TELECOM IMMUNITY….I mentioned yesterday that although I oppose telecom immunity in the FISA bill currently being considered by Congress, I’m not “hellbent” on it. Several readers were unhappy about that and wanted to know exactly what I meant. So here it is.

First, let’s set the stage right after 9/11. Al-Qaeda had hijacked four airplanes and driven them into three buildings, killing over 3,000 people. We didn’t know if more attacks were imminent. A week later people started dying from letters contaminated with anthrax and we had no idea who was behind them or if more was to come. There were seemingly credible reports at the time that Osama bin Laden might be close to acquiring a nuclear bomb. Our intelligence services were essentially running both deaf and blind.

As I’ve mentioned before, in a genuine national emergency like this I don’t have a problem with the president assuming extraordinary powers for a short period. If, right after 9/11, George Bush asked telecom companies to open up their data streams to the NSA for a few weeks or months on an emergency basis until legislation could be passed formalizing new rules for data collection, I’d expect them to go ahead and comply.

I realize, of course, that not everyone agrees with this position. Some people have a more absolutist view of the law and believe there’s no excuse for breaking or stretching it regardless of circumstances. But I’m not one of them: as long as it’s limited to a short while after 9/11, I’m OK with an expanded surveillance program.

The problem, of course, is that it didn’t go on for only a short while. After things had quieted down, Bush’s Department of Justice produced memos justifying the continuing legality of the program even without enabling legislation. Congress was, as near as I can tell, informed about what was going on and offered no resistance. (A few Democrats have since weaseled a bit about whether they were really, truly informed, but frankly, I don’t believe them. I think they knew what was going on and were too scared to register any complaints.)

And so the program continued. And the telecom companies were stuck. They couldn’t go public, obviously. And there was never any appropriate time to suddenly pipe up and stop cooperating. The administration argued that the program was perfectly legal even under current law, and all along there appeared to be bipartisan support for that position in Congress. So everything just drifted along until James Risen blew the whistle in the New York Times.

And now who’s being asked to take the fall? The president? The Department of Justice? Congress? Of course not. It’s the telecom companies who are being sued.

Now, it’s inevitable that some people are going to read this and think that I’m concocting some kind of defense for telecom immunity. I’m not. I oppose it. In the end, the telecoms are big boys with big legal staffs, and they knew exactly what they were doing — and providing them with retroactive immunity at this point sets a terrible precedent and creates all sorts of perverse incentives to break the law in the future. At this point, if they think they can make a case that they acted in good faith and shouldn’t be held accountable, they need to make it to a judge and jury. If they have a good case, they’ll win. If they don’t, they’ll lose.
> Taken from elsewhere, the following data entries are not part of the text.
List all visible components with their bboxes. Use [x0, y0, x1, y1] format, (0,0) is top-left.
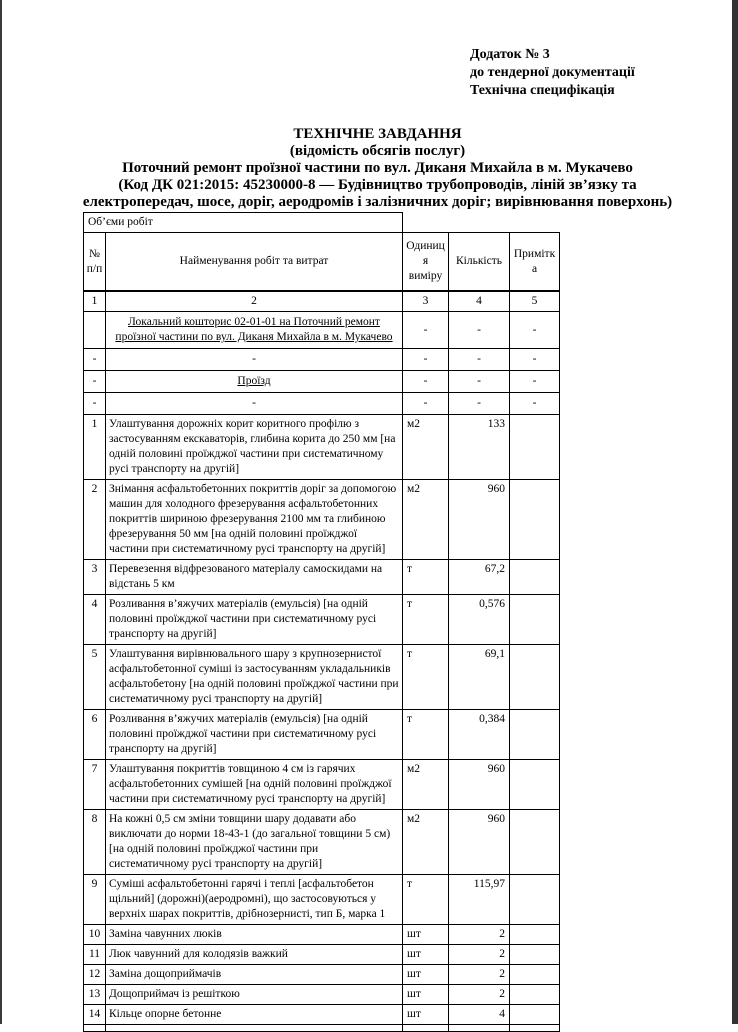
- row-num-cell: 10: [84, 925, 106, 945]
- row-name-cell: Заміна чавунних люків: [106, 925, 403, 945]
- row-num-cell: 3: [84, 560, 106, 595]
- table-row: [84, 312, 560, 349]
- row-note-cell: -: [510, 393, 560, 415]
- row-note-cell: [510, 875, 560, 925]
- title-line-2: (відомість обсягів послуг): [289, 143, 466, 159]
- row-name-cell: Суміші асфальтобетонні гарячі і теплі [асфальтобетон щільний] (дорожні)(аеродромні), що застосовуються у верхніх шарах покриттів, дрібнозернисті, тип Б, марка 1: [106, 875, 403, 925]
- row-note-cell: [510, 480, 560, 560]
- column-number: 2: [106, 291, 403, 312]
- title-line-4: (Код ДК 021:2015: 45230000-8 — Будівництво трубопроводів, ліній зв’язку та електропередач, шосе, доріг, аеродромів і залізничних доріг; вирівнювання поверхонь): [82, 177, 673, 210]
- row-num-cell: 11: [84, 945, 106, 965]
- row-note-cell: -: [510, 312, 560, 349]
- row-unit-cell: т: [403, 645, 449, 710]
- column-number: 3: [403, 291, 449, 312]
- row-name-cell: Локальний кошторис 02-01-01 на Поточний ремонт проїзної частини по вул. Диканя Михайла в м. Мукачево: [106, 312, 403, 349]
- row-qty-cell: -: [449, 393, 510, 415]
- row-note-cell: [510, 1025, 560, 1032]
- row-qty-cell: 4: [449, 1005, 510, 1025]
- column-header-num: № п/п: [84, 233, 106, 292]
- row-qty-cell: 0,384: [449, 710, 510, 760]
- row-qty-cell: 2: [449, 925, 510, 945]
- table-row: [84, 925, 560, 945]
- table-row: [84, 985, 560, 1005]
- column-header-note: Примітка: [510, 233, 560, 292]
- row-unit-cell: м2: [403, 480, 449, 560]
- row-qty-cell: 115,97: [449, 875, 510, 925]
- row-name-cell: Проїзд: [106, 371, 403, 393]
- table-row: [84, 810, 560, 875]
- row-num-cell: 9: [84, 875, 106, 925]
- row-unit-cell: -: [403, 312, 449, 349]
- row-qty-cell: 960: [449, 760, 510, 810]
- table-row: [84, 480, 560, 560]
- column-header-unit: Одиниця виміру: [403, 233, 449, 292]
- row-name-cell: Розливання в’яжучих матеріалів (емульсія) [на одній половині проїжджої частини при систематичному русі транспорту на другій]: [106, 595, 403, 645]
- row-qty-cell: 0,576: [449, 595, 510, 645]
- row-name-cell: Люк чавунний для колодязів важкий: [106, 945, 403, 965]
- row-num-cell: 12: [84, 965, 106, 985]
- row-num-cell: 4: [84, 595, 106, 645]
- caption-spacer: [403, 213, 560, 233]
- row-unit-cell: -: [403, 349, 449, 371]
- row-note-cell: [510, 760, 560, 810]
- row-note-cell: [510, 1005, 560, 1025]
- row-note-cell: [510, 415, 560, 480]
- column-number: 4: [449, 291, 510, 312]
- corner-note-line: Додаток № 3: [470, 47, 550, 62]
- row-unit-cell: шт: [403, 985, 449, 1005]
- table-row: [84, 415, 560, 480]
- row-name-cell: Улаштування покриттів товщиною 4 см із гарячих асфальтобетонних сумішей [на одній половині проїжджої частини при систематичному русі транспорту на другій]: [106, 760, 403, 810]
- row-note-cell: -: [510, 371, 560, 393]
- row-name-cell: На кожні 0,5 см зміни товщини шару додавати або виключати до норми 18-43-1 (до загальної товщини 5 см) [на одній половині проїжджої частини при систематичному русі транспорту на другій]: [106, 810, 403, 875]
- row-unit-cell: т: [403, 875, 449, 925]
- column-header-name: Найменування робіт та витрат: [106, 233, 403, 292]
- row-name-cell: Дощоприймач із решіткою: [106, 985, 403, 1005]
- row-name-cell: -: [106, 393, 403, 415]
- row-qty-cell: 67,2: [449, 560, 510, 595]
- table-row: [84, 560, 560, 595]
- row-num-cell: -: [84, 371, 106, 393]
- row-num-cell: 1: [84, 415, 106, 480]
- row-note-cell: [510, 985, 560, 1005]
- table-row: [84, 1005, 560, 1025]
- row-note-cell: [510, 810, 560, 875]
- row-num-cell: 6: [84, 710, 106, 760]
- corner-note-line: Технічна специфікація: [470, 83, 615, 98]
- corner-note-line: до тендерної документації: [470, 65, 635, 80]
- table-row: [84, 393, 560, 415]
- column-number: 5: [510, 291, 560, 312]
- table-row: [84, 965, 560, 985]
- row-unit-cell: м2: [403, 810, 449, 875]
- column-numbers-row: [84, 291, 560, 312]
- corner-note: [470, 46, 675, 100]
- row-unit-cell: шт: [403, 925, 449, 945]
- row-num-cell: 5: [84, 645, 106, 710]
- row-qty-cell: 960: [449, 810, 510, 875]
- row-unit-cell: шт: [403, 965, 449, 985]
- row-num-cell: -: [84, 393, 106, 415]
- row-qty-cell: 2: [449, 945, 510, 965]
- row-note-cell: [510, 645, 560, 710]
- row-num-cell: [84, 1025, 106, 1032]
- viewer-edge-left: [0, 0, 2, 1024]
- row-qty-cell: 960: [449, 480, 510, 560]
- row-name-cell: Знімання асфальтобетонних покриттів доріг за допомогою машин для холодного фрезерування асфальтобетонних покриттів шириною фрезерування 2100 мм та глибиною фрезерування 50 мм [на одній половині проїжджої частини при систематичному русі транспорту на другій]: [106, 480, 403, 560]
- table-row: [84, 349, 560, 371]
- row-qty-cell: -: [449, 371, 510, 393]
- row-name-cell: Заміна дощоприймачів: [106, 965, 403, 985]
- works-volume-table: [83, 212, 560, 1032]
- row-unit-cell: т: [403, 560, 449, 595]
- row-name-cell: Розливання в’яжучих матеріалів (емульсія) [на одній половині проїжджої частини при систематичному русі транспорту на другій]: [106, 710, 403, 760]
- row-unit-cell: т: [403, 595, 449, 645]
- row-num-cell: 2: [84, 480, 106, 560]
- row-note-cell: [510, 560, 560, 595]
- table-row: [84, 710, 560, 760]
- row-qty-cell: 2: [449, 965, 510, 985]
- row-qty-cell: -: [449, 349, 510, 371]
- row-unit-cell: [403, 1025, 449, 1032]
- table-caption-row: [84, 213, 560, 233]
- row-name-cell: [106, 1025, 403, 1032]
- row-note-cell: [510, 965, 560, 985]
- row-unit-cell: т: [403, 710, 449, 760]
- title-line-3: Поточний ремонт проїзної частини по вул. Диканя Михайла в м. Мукачево: [122, 160, 633, 176]
- row-qty-cell: 69,1: [449, 645, 510, 710]
- row-note-cell: [510, 945, 560, 965]
- table-row: [84, 945, 560, 965]
- row-qty-cell: 2: [449, 985, 510, 1005]
- row-unit-cell: шт: [403, 1005, 449, 1025]
- column-header-qty: Кількість: [449, 233, 510, 292]
- row-unit-cell: -: [403, 393, 449, 415]
- table-row: [84, 645, 560, 710]
- row-unit-cell: шт: [403, 945, 449, 965]
- row-name-cell: Перевезення відфрезованого матеріалу самоскидами на відстань 5 км: [106, 560, 403, 595]
- row-note-cell: [510, 925, 560, 945]
- row-note-cell: [510, 710, 560, 760]
- row-num-cell: 14: [84, 1005, 106, 1025]
- table-row: [84, 371, 560, 393]
- table-row: [84, 595, 560, 645]
- row-note-cell: [510, 595, 560, 645]
- column-number: 1: [84, 291, 106, 312]
- row-name-cell: Кільце опорне бетонне: [106, 1005, 403, 1025]
- row-num-cell: -: [84, 349, 106, 371]
- row-note-cell: -: [510, 349, 560, 371]
- row-qty-cell: 133: [449, 415, 510, 480]
- row-unit-cell: м2: [403, 760, 449, 810]
- row-qty-cell: -: [449, 312, 510, 349]
- row-num-cell: [84, 312, 106, 349]
- row-unit-cell: м2: [403, 415, 449, 480]
- table-row: [84, 875, 560, 925]
- title-line-1: ТЕХНІЧНЕ ЗАВДАННЯ: [293, 126, 462, 142]
- document-title: [80, 126, 675, 211]
- row-num-cell: 13: [84, 985, 106, 1005]
- viewer-edge-right: [732, 0, 738, 1024]
- table-header-row: [84, 233, 560, 292]
- row-qty-cell: [449, 1025, 510, 1032]
- partial-row: [84, 1025, 560, 1032]
- row-unit-cell: -: [403, 371, 449, 393]
- row-name-cell: Улаштування дорожніх корит коритного профілю з застосуванням екскаваторів, глибина корита до 250 мм [на одній половині проїжджої частини при систематичному русі транспорту на другій]: [106, 415, 403, 480]
- row-name-cell: -: [106, 349, 403, 371]
- table-caption: Об’єми робіт: [84, 213, 403, 233]
- table-row: [84, 760, 560, 810]
- row-num-cell: 7: [84, 760, 106, 810]
- row-num-cell: 8: [84, 810, 106, 875]
- row-name-cell: Улаштування вирівнювального шару з крупнозернистої асфальтобетонної суміші із застосуванням укладальників асфальтобетону [на одній половині проїжджої частини при систематичному русі транспорту на другій]: [106, 645, 403, 710]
Still and all, the reason I’m not hellbent on this view is because it doesn’t seem right that the least culpable party is the one getting taken to court, while the most culpable parties — the president, the DOJ, and both Democrats and Republicans in Congress — get off scot free. Sure, that’s life. It’s unfair sometimes. I get it. But I don’t have to like it.

UPDATE: Just for the record, the Senate version of telecom immunity in S.2248 applies only to activities taken after 9/11. There have been reports of possibly illegal NSA/telecom activities being initiated several months before 9/11, but S.2248 wouldn’t apply to them. Here’s the relevant text:

[A] covered civil action…shall be promptly dismissed, if the Attorney General certifies to the court that (A) the assistance alleged to have been provided by the electronic communication service provider was (i) in connection with an intelligence activity involving communications that was (I) authorized by the President during the period beginning on September 11, 2001, and ending on January 17, 2007; and (II) designed to detect or prevent a terrorist attack, or activities in preparation for a terrorist attack, against the United States….

If I’m misreading this, or reading the wrong version of the bill, please let me know in comments.

UPDATE 2: Josh Patashnik notes that it was entirely possible to target the more culpable parties if we’d wanted to: “There was an ideal solution to this problem: the Specter–Whitehouse substitution amendment, which would have allowed lawsuits to go forward but would have substituted the United States as a defendant, letting the telecoms off the hook.” Needless to say, the White House opposed this.